Ao ser indagado se o processo de impugnação não deveria passar pelo Conselho da Fecomércio-DF, o representante das papelarias explicou que, “fizeram tudo a toque de caixa. Me causou muita tristeza, julgaram meu nome e sempre fui reconhecido que luta pelo setor, pelo Cartão Material Escolar, pelo setor produtivo, papel que a federação deve fazer”, diz ele.

“Ao invés de apresentarem propostas do que querem fazer, o que eles fizeram? Foram atrás de uma história que aconteceu há 23 anos para tentar impugnar minha candidatura. É um grupo administrado pelo atual diretor-regional do Sesc, afastado, Marcos Túlio Chapão”, conta Aparecido.

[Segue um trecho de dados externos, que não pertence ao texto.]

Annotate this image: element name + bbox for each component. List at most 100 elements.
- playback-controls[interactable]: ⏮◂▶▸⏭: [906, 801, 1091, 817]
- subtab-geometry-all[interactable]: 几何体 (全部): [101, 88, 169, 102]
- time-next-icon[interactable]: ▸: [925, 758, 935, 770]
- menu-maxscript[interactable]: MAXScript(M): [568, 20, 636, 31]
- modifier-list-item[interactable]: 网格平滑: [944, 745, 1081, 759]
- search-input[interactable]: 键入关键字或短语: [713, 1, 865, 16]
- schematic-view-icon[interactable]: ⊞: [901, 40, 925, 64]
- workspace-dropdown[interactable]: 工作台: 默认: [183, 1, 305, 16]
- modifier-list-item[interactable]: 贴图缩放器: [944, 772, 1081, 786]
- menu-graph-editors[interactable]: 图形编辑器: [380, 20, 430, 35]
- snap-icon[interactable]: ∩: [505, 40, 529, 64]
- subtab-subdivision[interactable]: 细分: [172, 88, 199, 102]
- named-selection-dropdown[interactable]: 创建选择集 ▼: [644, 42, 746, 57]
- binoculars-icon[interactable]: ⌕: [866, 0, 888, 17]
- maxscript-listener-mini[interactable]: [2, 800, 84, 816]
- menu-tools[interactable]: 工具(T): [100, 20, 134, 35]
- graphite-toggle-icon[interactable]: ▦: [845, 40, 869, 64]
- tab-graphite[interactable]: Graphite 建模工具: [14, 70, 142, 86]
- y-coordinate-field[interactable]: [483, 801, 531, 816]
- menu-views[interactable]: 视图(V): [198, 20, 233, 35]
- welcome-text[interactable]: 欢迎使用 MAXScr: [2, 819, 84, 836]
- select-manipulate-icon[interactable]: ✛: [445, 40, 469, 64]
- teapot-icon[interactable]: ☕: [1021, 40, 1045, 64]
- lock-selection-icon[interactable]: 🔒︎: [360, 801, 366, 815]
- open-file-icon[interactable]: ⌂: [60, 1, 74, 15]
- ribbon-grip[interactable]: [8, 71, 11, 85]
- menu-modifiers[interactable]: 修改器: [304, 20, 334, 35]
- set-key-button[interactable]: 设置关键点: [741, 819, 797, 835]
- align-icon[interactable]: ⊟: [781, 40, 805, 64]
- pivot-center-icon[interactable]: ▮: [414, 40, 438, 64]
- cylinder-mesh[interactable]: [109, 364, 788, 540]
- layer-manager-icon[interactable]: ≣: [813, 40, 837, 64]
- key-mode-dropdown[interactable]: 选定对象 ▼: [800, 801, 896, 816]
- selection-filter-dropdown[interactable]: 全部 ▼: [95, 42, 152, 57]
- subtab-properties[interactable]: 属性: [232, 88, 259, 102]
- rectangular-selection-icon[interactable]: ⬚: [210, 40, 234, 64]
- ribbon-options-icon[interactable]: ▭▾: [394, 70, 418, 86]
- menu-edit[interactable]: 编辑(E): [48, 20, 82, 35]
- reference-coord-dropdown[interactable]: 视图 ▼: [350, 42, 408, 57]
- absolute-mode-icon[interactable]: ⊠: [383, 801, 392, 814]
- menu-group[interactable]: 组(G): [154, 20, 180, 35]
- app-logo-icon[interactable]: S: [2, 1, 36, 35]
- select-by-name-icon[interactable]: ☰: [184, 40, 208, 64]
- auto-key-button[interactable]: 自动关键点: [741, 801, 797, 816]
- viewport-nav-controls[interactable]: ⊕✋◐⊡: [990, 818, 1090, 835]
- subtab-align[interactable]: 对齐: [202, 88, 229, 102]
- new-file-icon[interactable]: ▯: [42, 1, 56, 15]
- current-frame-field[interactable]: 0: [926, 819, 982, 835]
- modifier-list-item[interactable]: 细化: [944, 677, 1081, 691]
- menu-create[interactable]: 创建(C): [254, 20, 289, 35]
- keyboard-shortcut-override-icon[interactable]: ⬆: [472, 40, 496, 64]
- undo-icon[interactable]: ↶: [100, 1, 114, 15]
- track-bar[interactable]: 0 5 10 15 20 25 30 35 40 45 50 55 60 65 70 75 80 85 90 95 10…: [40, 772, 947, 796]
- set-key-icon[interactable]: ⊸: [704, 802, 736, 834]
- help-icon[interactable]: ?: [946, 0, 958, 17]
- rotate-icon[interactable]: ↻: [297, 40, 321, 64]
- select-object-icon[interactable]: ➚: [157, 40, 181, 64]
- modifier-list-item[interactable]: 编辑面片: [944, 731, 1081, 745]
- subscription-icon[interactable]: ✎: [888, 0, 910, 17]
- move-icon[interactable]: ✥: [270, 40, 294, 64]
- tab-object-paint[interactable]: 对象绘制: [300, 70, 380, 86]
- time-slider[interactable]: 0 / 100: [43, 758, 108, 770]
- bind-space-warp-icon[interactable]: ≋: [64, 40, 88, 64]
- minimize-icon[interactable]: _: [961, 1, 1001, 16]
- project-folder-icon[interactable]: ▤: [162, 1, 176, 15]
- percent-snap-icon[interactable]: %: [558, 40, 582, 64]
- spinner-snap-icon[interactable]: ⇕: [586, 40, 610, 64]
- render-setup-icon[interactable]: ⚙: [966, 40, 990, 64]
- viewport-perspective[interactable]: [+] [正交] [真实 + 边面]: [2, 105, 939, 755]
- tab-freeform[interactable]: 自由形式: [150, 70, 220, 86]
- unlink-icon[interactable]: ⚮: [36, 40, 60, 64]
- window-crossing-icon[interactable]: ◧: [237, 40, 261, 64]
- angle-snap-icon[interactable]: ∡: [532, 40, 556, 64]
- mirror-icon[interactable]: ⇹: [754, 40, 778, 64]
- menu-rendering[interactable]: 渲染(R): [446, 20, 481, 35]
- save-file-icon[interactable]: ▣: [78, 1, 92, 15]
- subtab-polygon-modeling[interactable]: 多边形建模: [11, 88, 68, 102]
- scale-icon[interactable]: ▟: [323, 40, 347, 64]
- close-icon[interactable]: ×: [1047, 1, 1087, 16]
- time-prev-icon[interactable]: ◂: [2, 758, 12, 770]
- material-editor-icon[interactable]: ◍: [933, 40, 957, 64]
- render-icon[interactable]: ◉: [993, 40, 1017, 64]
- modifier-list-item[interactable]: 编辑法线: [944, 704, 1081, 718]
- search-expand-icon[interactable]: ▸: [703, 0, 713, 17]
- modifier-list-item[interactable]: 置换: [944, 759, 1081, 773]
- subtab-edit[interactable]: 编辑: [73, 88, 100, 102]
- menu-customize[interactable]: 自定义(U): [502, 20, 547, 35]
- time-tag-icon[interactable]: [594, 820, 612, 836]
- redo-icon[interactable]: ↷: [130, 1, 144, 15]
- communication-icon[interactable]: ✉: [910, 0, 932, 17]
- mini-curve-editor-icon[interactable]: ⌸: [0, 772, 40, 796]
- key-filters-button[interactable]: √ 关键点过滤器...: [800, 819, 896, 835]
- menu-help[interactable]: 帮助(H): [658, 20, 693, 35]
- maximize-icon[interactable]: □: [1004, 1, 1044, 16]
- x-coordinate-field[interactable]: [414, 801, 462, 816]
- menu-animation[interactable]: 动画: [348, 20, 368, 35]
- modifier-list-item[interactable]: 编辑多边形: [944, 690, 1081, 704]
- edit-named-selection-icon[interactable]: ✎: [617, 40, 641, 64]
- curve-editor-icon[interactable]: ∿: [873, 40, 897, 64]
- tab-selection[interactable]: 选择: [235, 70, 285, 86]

Sindicatos e empresários fortes

José Aparecido afirma que, se eleito presidente do sistema Fecomércio-DF, fará uma gestão coletiva. “Quero ser um presidente atuante. Vamos proteger todo o setor produtivo e fortalecermos a diretoria e os conselheiros. Tenho tempo disponível para administrar tanto a Federação com os dois braços que são o Sesc e Senac. Me sinto preparado, tecnicamente, falando. Conheço muito bem o sistema e tenho certeza absoluta de que será um ano e quatro meses para ficar na história da administração do Sistema Fecomércio-DF com a graça de Deus, é claro”, reforça o candidato.

Sindicatos receberão ajuda

Aparecido lembrou que se fala muito em ajudar o setor produtivo. No entanto, sem deixar de atentar para o fortalecimento dos sindicatos dentro da necessidade de cada um. É preciso atuar de forma individualizada, porque cada um tem a sua particularidade. “Eu conheço a realidade, afinal presido um sindicato. Conheço a realidade de cada um deles. E vou apoiá-los diretamente”, afirma.

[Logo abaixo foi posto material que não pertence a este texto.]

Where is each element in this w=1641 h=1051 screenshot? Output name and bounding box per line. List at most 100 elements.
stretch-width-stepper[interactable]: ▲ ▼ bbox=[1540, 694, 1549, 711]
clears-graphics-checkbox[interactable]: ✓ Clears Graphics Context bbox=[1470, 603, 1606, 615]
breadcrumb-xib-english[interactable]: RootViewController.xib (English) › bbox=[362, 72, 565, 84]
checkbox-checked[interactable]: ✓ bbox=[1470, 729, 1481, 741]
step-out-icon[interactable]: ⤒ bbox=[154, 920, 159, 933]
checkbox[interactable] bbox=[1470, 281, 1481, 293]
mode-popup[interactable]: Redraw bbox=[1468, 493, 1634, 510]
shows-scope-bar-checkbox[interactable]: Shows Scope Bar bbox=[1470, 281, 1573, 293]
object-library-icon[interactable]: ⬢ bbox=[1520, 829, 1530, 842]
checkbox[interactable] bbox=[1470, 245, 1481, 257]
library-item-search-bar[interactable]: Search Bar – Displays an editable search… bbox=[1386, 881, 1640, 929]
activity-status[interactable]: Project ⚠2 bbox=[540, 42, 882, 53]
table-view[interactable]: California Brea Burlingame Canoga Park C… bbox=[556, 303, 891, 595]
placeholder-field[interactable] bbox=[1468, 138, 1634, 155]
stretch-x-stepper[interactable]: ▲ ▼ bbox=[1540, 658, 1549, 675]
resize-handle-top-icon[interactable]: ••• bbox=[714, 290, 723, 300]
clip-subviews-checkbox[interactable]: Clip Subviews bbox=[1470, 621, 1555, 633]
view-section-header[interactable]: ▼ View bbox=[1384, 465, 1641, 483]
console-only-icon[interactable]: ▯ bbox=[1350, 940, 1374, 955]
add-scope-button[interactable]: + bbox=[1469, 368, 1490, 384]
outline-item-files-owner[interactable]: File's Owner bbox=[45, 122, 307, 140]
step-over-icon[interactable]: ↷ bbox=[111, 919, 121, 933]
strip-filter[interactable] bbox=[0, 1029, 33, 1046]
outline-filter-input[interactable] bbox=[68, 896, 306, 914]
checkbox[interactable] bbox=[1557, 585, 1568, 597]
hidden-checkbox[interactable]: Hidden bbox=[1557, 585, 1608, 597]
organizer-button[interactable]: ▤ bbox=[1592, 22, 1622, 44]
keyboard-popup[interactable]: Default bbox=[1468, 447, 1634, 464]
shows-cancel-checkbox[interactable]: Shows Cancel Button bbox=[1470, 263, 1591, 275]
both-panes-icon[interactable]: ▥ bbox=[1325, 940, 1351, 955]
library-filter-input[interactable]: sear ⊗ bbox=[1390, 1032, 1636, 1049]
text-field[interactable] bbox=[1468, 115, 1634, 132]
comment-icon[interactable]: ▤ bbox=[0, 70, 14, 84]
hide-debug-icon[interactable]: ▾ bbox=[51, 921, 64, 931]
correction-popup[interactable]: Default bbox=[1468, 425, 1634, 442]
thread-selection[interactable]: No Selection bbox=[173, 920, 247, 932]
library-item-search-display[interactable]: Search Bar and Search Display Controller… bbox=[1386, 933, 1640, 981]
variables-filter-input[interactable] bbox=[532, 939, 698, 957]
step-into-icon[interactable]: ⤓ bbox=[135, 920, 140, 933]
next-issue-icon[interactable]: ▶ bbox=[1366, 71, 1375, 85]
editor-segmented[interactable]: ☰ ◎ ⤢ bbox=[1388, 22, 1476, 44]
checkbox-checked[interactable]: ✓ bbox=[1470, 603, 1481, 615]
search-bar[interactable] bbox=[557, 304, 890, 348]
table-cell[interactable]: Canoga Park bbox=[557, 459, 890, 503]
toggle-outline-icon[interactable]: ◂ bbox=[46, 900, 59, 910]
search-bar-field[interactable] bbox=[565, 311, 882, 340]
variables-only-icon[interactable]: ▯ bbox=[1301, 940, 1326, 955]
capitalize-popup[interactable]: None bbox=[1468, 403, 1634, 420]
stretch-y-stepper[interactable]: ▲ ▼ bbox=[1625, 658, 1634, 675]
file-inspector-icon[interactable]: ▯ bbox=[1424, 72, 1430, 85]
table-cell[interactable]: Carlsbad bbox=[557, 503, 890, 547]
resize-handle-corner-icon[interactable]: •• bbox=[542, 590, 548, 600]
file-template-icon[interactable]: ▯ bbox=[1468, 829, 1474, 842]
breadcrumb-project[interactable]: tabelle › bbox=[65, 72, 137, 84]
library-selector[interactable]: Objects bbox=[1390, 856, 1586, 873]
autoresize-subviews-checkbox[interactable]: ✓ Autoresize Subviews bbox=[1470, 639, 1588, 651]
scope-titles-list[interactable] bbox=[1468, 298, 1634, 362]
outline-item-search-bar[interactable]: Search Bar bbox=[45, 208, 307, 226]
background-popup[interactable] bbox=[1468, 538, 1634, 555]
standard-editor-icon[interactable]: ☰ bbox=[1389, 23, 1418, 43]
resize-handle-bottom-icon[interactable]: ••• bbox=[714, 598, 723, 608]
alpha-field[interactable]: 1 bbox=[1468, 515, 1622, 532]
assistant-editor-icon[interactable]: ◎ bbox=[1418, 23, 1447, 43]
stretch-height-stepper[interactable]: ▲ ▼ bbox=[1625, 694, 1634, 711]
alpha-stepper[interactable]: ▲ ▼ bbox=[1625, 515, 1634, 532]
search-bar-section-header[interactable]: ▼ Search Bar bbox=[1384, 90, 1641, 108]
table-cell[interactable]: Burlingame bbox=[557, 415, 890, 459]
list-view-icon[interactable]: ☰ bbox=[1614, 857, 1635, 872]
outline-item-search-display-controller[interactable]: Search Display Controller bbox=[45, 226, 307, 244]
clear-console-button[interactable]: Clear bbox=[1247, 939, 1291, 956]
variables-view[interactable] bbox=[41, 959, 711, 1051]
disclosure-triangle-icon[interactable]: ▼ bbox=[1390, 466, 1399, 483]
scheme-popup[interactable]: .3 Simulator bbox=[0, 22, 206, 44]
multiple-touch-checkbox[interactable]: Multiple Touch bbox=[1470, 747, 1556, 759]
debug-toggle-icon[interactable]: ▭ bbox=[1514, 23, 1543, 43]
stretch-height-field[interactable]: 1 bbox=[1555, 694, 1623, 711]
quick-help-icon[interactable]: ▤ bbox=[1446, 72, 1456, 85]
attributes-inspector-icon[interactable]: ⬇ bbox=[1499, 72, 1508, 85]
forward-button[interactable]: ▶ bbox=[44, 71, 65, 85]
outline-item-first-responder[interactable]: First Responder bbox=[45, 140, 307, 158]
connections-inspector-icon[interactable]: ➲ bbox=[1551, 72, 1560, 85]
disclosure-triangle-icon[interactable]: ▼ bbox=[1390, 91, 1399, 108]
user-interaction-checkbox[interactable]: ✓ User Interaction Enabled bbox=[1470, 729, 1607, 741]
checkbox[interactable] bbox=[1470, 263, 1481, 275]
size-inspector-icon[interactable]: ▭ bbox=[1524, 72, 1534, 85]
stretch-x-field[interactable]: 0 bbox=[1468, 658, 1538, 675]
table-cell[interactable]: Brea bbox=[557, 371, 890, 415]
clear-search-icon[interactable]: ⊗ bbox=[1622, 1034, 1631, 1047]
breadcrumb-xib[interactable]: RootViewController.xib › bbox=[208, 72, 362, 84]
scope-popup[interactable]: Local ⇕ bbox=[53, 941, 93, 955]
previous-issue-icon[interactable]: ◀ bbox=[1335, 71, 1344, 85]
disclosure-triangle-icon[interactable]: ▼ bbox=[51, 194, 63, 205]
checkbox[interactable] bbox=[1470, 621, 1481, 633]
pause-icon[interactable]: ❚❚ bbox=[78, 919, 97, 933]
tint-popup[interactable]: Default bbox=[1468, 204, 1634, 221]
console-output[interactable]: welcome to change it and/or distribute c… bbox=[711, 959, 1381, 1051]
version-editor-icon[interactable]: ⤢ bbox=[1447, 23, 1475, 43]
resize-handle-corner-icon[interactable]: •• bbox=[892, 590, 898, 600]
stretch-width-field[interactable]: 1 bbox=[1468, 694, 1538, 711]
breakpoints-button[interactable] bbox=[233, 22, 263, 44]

José Aparecido enfatizou que trabalhará para retomar o entusiasmo e alegria em todo o sistema. “A maioria das pessoas estão tensionadas para trabalhar. Elas não têm tranquilidade e motivação, a alegria de trabalhar. Vou buscar essa tranquilidade no Sistema para que essas pessoas possam produzir o que elas têm vontade, têm capacidade. Isso é fácil, porque eu sou um gestor, sou coach, sei como fazer esse processo.  No início, eu pretendo fazer pessoalmente”, concluiu José Aparecido.

Perfil

José Aparecido é presidente do Sindicato das Papelarias e Livrarias do Distrito Federal, sendo o “pai” do Cartão Material Escolar, que começou em 2011 e 2019, recentemente virou Lei 6.273.

Aparecido também é vice-presidente da Federação do Comércio do Distrito Federal (Fecomércio-DF), conselheiro do SESC e SENAC do DF e do Conselho Nacional, desde 2004, ex-vogal da Junta Comercial, durante seis anos conselheiro do Tribunal Administrativo de Recursos Fiscais do DF, sendo dois anos desse total, vice-presidente do Tribunal e presidente da 2ª Câmara, conselheiro do Conselho Fiscal da Confederação Nacional do Comércio de 2014 a 2018; empresário do ramo de papelaria desde 1985.

Aparecido é pai, tem dois filhos, dois netos, e está há 21 anos do Sistema Fecomércio-DF, Sesc e Senac.